While there are benefits to that — such as a lower propensity for micromanagement — there are also drawbacks. One of the most significant has to be the perception on the part of corporate leaders that the IT department knows everything there is to know about technology and should be able to handle any issue on its own. They should also be thoroughly well-informed about whatever new miracle device or app the CEO read about on social media this week.
IT directors and departments are held to a standard that doesn’t exist elsewhere within the company. When the Controller encounters a strange new wrinkle in state taxes, she doesn’t think twice before calling the company’s CPA firm for guidance. If the company faces an unusual legal challenge, the General Counsel instinctively reaches out to a law practice for expertise. When the CEO complains about a drop in sales, the Marketing Director automatically calls upon the company’s ad agency to come up with a solution. And the CEO doesn’t think any less of the managers who make those calls. After all, who can be expected to know everything about everything?

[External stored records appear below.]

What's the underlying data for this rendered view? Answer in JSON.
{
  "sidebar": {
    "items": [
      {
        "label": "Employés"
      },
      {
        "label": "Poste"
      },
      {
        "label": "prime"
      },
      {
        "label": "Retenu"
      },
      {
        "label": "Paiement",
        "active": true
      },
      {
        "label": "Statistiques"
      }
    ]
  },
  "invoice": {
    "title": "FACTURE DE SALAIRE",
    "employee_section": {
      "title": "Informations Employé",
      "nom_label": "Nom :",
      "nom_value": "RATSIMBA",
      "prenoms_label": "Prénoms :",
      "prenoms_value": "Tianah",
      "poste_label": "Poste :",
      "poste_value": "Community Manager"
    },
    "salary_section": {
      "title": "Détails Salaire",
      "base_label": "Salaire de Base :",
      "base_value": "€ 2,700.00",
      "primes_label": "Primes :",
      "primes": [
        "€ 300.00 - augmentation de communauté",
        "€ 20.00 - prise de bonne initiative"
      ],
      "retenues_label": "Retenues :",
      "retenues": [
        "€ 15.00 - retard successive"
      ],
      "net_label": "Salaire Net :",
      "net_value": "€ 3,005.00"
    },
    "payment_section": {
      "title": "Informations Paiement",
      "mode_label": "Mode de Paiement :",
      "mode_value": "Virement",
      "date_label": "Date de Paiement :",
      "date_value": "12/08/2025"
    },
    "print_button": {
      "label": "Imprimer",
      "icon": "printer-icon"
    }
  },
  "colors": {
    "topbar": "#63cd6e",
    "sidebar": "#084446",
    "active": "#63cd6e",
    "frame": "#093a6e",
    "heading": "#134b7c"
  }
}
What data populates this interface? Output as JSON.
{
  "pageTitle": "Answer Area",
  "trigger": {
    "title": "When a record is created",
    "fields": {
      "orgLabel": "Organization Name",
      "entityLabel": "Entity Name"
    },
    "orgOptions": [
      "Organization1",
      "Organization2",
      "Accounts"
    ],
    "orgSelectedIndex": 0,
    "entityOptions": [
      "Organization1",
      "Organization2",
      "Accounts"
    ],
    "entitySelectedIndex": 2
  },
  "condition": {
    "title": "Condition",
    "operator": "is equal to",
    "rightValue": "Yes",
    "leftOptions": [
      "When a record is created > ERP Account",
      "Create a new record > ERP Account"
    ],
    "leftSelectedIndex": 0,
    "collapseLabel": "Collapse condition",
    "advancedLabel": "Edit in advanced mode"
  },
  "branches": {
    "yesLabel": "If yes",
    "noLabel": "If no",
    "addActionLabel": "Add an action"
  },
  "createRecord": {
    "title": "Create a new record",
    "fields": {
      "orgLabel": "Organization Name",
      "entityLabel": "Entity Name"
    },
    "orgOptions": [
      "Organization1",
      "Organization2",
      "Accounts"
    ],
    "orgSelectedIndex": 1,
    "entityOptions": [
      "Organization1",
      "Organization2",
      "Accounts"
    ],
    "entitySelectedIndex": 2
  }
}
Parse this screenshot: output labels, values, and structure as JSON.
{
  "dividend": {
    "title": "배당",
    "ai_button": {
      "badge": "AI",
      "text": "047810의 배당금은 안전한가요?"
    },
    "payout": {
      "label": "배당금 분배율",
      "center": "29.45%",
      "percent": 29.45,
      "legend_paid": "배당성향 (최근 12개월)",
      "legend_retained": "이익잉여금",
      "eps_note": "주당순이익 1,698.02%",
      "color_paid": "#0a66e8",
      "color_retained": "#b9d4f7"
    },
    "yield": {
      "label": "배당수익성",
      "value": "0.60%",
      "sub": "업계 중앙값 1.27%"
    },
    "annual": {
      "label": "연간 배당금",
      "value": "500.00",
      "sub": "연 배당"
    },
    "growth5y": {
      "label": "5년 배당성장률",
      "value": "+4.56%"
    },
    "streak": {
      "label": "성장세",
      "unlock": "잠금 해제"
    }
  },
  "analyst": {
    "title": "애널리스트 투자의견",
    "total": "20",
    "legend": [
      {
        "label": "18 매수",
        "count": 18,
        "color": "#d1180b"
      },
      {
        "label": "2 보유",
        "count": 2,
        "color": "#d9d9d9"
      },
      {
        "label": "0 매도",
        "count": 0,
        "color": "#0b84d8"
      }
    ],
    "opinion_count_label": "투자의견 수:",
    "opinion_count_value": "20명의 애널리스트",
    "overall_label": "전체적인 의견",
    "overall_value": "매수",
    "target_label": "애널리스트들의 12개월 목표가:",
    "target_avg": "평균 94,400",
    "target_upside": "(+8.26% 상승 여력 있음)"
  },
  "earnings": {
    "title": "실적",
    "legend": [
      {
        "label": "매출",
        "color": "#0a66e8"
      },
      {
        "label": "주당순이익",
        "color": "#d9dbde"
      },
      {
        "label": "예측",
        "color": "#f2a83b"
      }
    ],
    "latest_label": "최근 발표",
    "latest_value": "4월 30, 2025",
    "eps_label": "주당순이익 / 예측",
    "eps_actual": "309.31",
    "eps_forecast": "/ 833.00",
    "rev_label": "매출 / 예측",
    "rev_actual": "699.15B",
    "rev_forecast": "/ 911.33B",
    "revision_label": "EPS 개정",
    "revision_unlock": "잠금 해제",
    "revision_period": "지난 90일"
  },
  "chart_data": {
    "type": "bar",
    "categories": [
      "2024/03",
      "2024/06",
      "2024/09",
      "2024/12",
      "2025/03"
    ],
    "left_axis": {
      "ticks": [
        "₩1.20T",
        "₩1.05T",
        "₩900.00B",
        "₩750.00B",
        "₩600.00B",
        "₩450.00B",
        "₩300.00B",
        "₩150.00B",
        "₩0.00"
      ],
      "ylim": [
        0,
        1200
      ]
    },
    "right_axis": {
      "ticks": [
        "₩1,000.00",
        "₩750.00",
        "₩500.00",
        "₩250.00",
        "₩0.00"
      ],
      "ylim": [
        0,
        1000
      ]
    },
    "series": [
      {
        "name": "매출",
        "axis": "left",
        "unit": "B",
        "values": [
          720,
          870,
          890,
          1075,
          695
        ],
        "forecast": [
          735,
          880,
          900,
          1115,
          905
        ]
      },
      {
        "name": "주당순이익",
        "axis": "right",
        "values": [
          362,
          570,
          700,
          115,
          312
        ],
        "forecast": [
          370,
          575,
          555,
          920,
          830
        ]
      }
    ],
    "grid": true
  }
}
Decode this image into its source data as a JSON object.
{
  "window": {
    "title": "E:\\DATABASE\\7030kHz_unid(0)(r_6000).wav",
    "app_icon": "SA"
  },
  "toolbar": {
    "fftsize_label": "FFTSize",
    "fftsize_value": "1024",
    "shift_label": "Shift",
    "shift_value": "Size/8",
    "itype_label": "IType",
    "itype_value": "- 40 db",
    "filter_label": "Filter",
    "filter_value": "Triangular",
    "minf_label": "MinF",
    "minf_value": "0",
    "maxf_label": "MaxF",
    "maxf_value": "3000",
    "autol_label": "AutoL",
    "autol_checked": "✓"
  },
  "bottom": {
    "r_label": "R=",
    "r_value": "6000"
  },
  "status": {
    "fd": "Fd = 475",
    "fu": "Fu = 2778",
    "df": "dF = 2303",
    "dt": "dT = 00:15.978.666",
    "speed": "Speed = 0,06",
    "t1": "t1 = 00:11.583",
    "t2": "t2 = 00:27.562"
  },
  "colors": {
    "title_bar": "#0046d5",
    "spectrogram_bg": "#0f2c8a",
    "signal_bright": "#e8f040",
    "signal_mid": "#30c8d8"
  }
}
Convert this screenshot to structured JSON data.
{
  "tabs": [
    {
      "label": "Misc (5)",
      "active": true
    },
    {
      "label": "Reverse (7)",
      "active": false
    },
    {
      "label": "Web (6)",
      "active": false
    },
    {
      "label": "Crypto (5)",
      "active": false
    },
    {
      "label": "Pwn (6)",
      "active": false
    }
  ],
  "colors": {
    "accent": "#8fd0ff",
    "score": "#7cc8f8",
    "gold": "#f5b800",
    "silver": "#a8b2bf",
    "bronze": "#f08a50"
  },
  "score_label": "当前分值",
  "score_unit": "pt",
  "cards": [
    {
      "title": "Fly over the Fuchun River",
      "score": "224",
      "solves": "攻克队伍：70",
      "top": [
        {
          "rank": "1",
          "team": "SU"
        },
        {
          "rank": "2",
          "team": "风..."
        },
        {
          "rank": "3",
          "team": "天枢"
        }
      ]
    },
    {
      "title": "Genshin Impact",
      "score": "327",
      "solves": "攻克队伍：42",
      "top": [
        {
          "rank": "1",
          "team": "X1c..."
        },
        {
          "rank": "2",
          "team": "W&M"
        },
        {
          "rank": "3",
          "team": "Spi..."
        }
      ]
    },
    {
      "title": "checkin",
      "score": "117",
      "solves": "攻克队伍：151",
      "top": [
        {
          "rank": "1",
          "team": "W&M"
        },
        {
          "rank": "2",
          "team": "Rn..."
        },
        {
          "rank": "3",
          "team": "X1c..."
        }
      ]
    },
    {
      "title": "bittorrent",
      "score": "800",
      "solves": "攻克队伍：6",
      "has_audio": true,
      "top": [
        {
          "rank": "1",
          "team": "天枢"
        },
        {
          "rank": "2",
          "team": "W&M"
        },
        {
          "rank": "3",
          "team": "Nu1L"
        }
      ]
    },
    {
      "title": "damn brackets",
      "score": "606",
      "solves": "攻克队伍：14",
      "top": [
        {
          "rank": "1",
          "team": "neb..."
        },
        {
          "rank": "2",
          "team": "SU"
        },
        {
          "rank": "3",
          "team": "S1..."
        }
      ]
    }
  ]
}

That strange dichotomy puts IT directors at a disadvantage whenever they try to sell a new concept to the company’s leadership team. For example, many IT directors are reaping the benefits of what’s known as Co-Managed IT. It’s a management strategy that involves pairing the internal IT team with an external provider to divide the company’s IT workload in the most efficient way. The internal IT leader remains in charge of overall operations, turning to the co-managed provider to handle issues for which the internal team lacks expertise, and for the mundane tasks that often swallow up the internal team’s limited time.
But when the IT director approaches senior leadership with the concept, the pushback is instantaneous. Why can’t your people handle all that? Do we not have the right IT staffing? Are they not properly trained?
To overcome the perception, IT directors need to address it head-on. One way is to draw a comparison to other departments and the outside resources they regularly tap into, like the CPA and law firm examples I mentioned. Nobody thinks the leaders of those departments are less than competent because they use outside assistance; in fact, that willingness to find expertise is seen as a strength.
In addition, because most companies’ senior leaders are obsessed with return on investment, the IT director should approach the topic by focusing on ROI. “By working with our co-managed IT partner, we’ll be able to free up enough time so the internal team can complete that initiative to link the sales and production systems by year’s end.” That’s the kind of message that’s understood.
When promoting concepts like co-managed IT to company leaders, don’t make the common mistake of getting in the weeds by talking about specific technologies. Focus instead on the strategic advantages and the specifics the department will be able to achieve, and you’ll be more likely to get the buy-in you want and your company needs.